Дуня, положив карты на ступеньку, готова была бежать в дом, но Авдотья ее остановила:
— Сиди. Ты в дом не вхожа. Твое место возле посуды на кухне. В дому служанки водятся.
— Порядочки! Пособите на землю ступить, — сердито сказала игуменья.
— Дуняша поможет, а меня уволь. Саму иной раз люди с лежанки на ноги ставят.
Молодая монашка и Дуня помогли игуменье сойти с тарантаса. Вздыхая, она начала стрясать с одежды соломинки и пыль. Подошла к крыльцу, но, увидев на ступеньках карты, остановилась.
— Убери! — повелительно приказала Авдотье, но та не притронулась к картам.
— Шагай, благословись. Ежели и наступишь, то все одно король архиереем не обернется.
— Говорю — убери!
— Дуняша, сдвинь их в сторонку. Мать игуменья пужливая.
Девушка проворно собрала со ступеньки карты. Опираясь на посох, игуменья поднялась на крыльцо. Следом за ней со сложенным зонтиком вбежала молодая монахиня. Игуменья перекрестила парадную дверь, после чего молодая постучала в нее кулачком.
Столовая в доме Порошина — просторная горница с выцветшими обоями. В оконных простенках зеркала. В кадушках фикусы. В потолок упирался пузатый буфет с посудой. Перешагнув порог, игуменья увидела за столом возле самовара хозяйку. Любава в черном платье, на плечах цветастая шаль. Игуменья, не глядя на хозяйку, прошла к иконам и, закрестившись, отвесила низкие поклоны. Подойдя к столу, поклонилась Любаве и сухо произнесла с укором:
— Лампадка притухла.
— Видела.
— Непорядок, голубушка. Муженек — новопреставленный, в царстве небесном печалиться зачнет от жениной нерадивости ко Христовой вере.
— Садись за стол. Тебе отсюда не видать, чего он там делает. Неохота на потухшую лампадку глядеть — садись в другое кресло.
Игуменья села к столу, сняла клобук и положила его на левое плечо. Любава налила гостье чаю. Поймав на себе взгляд гостьи, спросила:
— Не глянусь?
— Не уразумею. Сама в трауре, а шаль на плечи накинула расписную. Раненько свое вдовство разукрашиваешь.
— Не твоего ума дело. Особенная шаль для меня.
— Чем, голубушка?
— Грела плечи мои, когда услада моя душу тешила.
— Слыхала про твою греховность.
— Вот и хорошо.
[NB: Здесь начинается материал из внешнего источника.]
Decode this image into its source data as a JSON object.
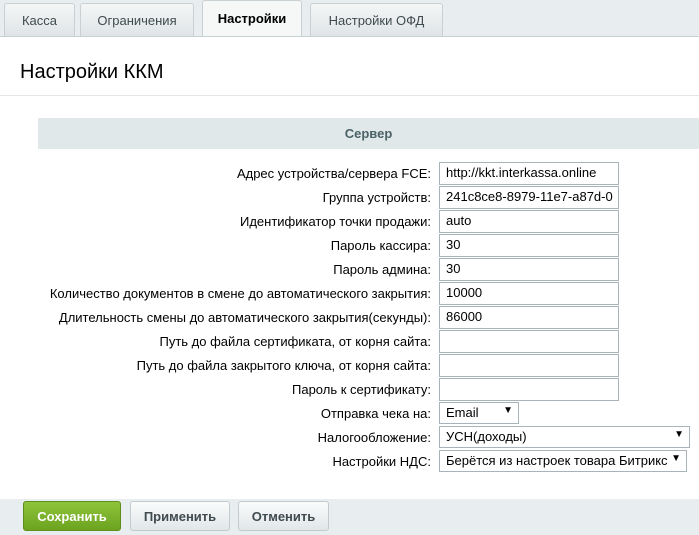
{
  "tabs": [
    {
      "label": "Касса"
    },
    {
      "label": "Ограничения"
    },
    {
      "label": "Настройки"
    },
    {
      "label": "Настройки ОФД"
    }
  ],
  "panel": {
    "title": "Настройки ККМ",
    "section_title": "Сервер"
  },
  "fields": [
    {
      "label": "Адрес устройства/сервера FCE:",
      "value": "http://kkt.interkassa.online"
    },
    {
      "label": "Группа устройств:",
      "value": "241c8ce8-8979-11e7-a87d-0"
    },
    {
      "label": "Идентификатор точки продажи:",
      "value": "auto"
    },
    {
      "label": "Пароль кассира:",
      "value": "30"
    },
    {
      "label": "Пароль админа:",
      "value": "30"
    },
    {
      "label": "Количество документов в смене до автоматического закрытия:",
      "value": "10000"
    },
    {
      "label": "Длительность смены до автоматического закрытия(секунды):",
      "value": "86000"
    },
    {
      "label": "Путь до файла сертификата, от корня сайта:",
      "value": ""
    },
    {
      "label": "Путь до файла закрытого ключа, от корня сайта:",
      "value": ""
    },
    {
      "label": "Пароль к сертификату:",
      "value": ""
    }
  ],
  "selects": [
    {
      "label": "Отправка чека на:",
      "value": "Email"
    },
    {
      "label": "Налогообложение:",
      "value": "УСН(доходы)"
    },
    {
      "label": "Настройки НДС:",
      "value": "Берётся из настроек товара Битрикс"
    }
  ],
  "buttons": {
    "save": "Сохранить",
    "apply": "Применить",
    "cancel": "Отменить"
  },
  "icons": {
    "dropdown": "chevron-down-icon"
  },
  "colors": {
    "save_button": "#7ab32e",
    "section_head_bg": "#e0e8ea",
    "page_bg": "#e8edef"
  }
}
Сам себе на радость никто не живет. Допьешь чашку, сама другую нальешь. Злая седни.
— Кто прогневал?
— Мое дело. — Любава встала, прошлась по горнице. Крикнула в открытую дверь: — Маша!
На ее зов в дверях появилась девушка.
— Звали, чать?
— Сбегай в опочивальню да принеси сюда лампадку с огнем.
— Все не горят со вчерашнего дня. Масла нету. Сказывала Максимовне, видать, запамятовала.
— Ладно.
Игуменья пила чай с ложечки, поглядывая на Любаву.
— Без хозяина в дому всегда непорядок. У тебя, почитай, с горя еще руки до всего не дошли.
— Всему свое время. А вот ты, мать Ираида, за два года ладно жирок накопила.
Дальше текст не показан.